Put the camera down sometimes. Watch the animals with your own eyes. Some of the best safari memories are the moments you didn't photograph.

Final word

Safari photography is one of the most rewarding genres in the craft. The combination of astonishing light, wild animals in their natural environment, and the constant possibility of something extraordinary happening just metres from you is intoxicating. You'll come home with images you'll treasure for the rest of your life.

If you want to maximise the photographic potential of your safari, talk to us about our dedicated Photography Safaris — specialist vehicles, private departures, longer game drives, and guides who understand exposure as well as they understand animals.

Common Questions

What lens should I bring for safari?

A 100-400mm zoom is the single most useful lens on safari. If you have two bodies, pair it with a wider lens (24-70mm) for environmental and landscape shots.

Do I need a tripod?

No — tripods are almost useless in safari vehicles. A bean bag resting on the door frame or window sill is vastly more effective and travels small.
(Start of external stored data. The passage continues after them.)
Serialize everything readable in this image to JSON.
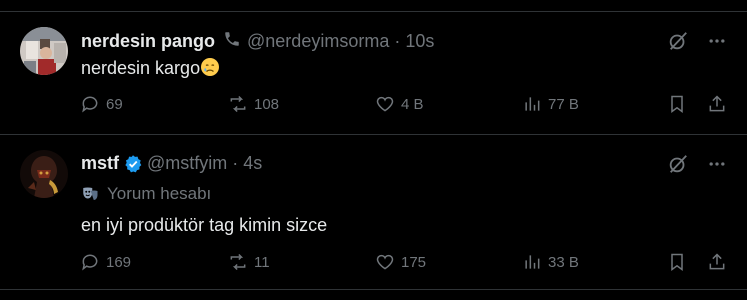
{
  "tweets": [
    {
      "display_name": "nerdesin pango",
      "handle": "@nerdeyimsorma",
      "time": "10s",
      "text": "nerdesin kargo",
      "emoji": "crying-face",
      "replies": "69",
      "reposts": "108",
      "likes": "4 B",
      "views": "77 B"
    },
    {
      "display_name": "mstf",
      "handle": "@mstfyim",
      "time": "4s",
      "subtitle": "Yorum hesabı",
      "text": "en iyi prodüktör tag kimin sizce",
      "replies": "169",
      "reposts": "11",
      "likes": "175",
      "views": "33 B"
    }
  ],
  "separator_dot": "·",
  "colors": {
    "background": "#000000",
    "text": "#e7e9ea",
    "muted": "#71767b",
    "separator": "#2f3336",
    "verified": "#1d9bf0"
  },
  "icons": [
    "phone-icon",
    "verified-badge-icon",
    "grok-icon",
    "more-icon",
    "reply-icon",
    "repost-icon",
    "like-icon",
    "views-icon",
    "bookmark-icon",
    "share-icon",
    "comedy-mask-icon"
  ]
}
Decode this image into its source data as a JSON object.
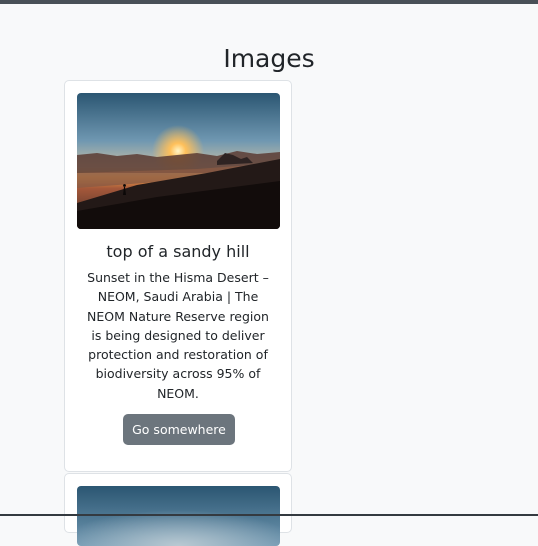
{
  "page": {
    "title": "Images"
  },
  "cards": [
    {
      "title": "top of a sandy hill",
      "text": "Sunset in the Hisma Desert – NEOM, Saudi Arabia | The NEOM Nature Reserve region is being designed to deliver protection and restoration of biodiversity across 95% of NEOM.",
      "button_label": "Go somewhere",
      "image_alt": "desert sunset photo"
    },
    {
      "image_alt": "desert sunset photo"
    }
  ],
  "colors": {
    "background": "#f8f9fa",
    "card_border": "#dee2e6",
    "button": "#6c757d",
    "button_text": "#ffffff"
  }
}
What camera settings are best for wildlife?

Aperture priority or manual with auto-ISO, minimum shutter 1/1000 for static subjects and 1/2000 for moving ones, animal-eye autofocus on, continuous burst mode, RAW files.

When is the best light for safari photography?

The 90 minutes before and after sunrise, and the 90 minutes before and after sunset. Midday sun is harsh and flat and most animals are resting anyway.

How important is the guide for photography?

Enormously — arguably more important than your gear. A good guide reads behaviour, positions the vehicle for light and angle, and anticipates action. Ask for a photographically-experienced guide when booking.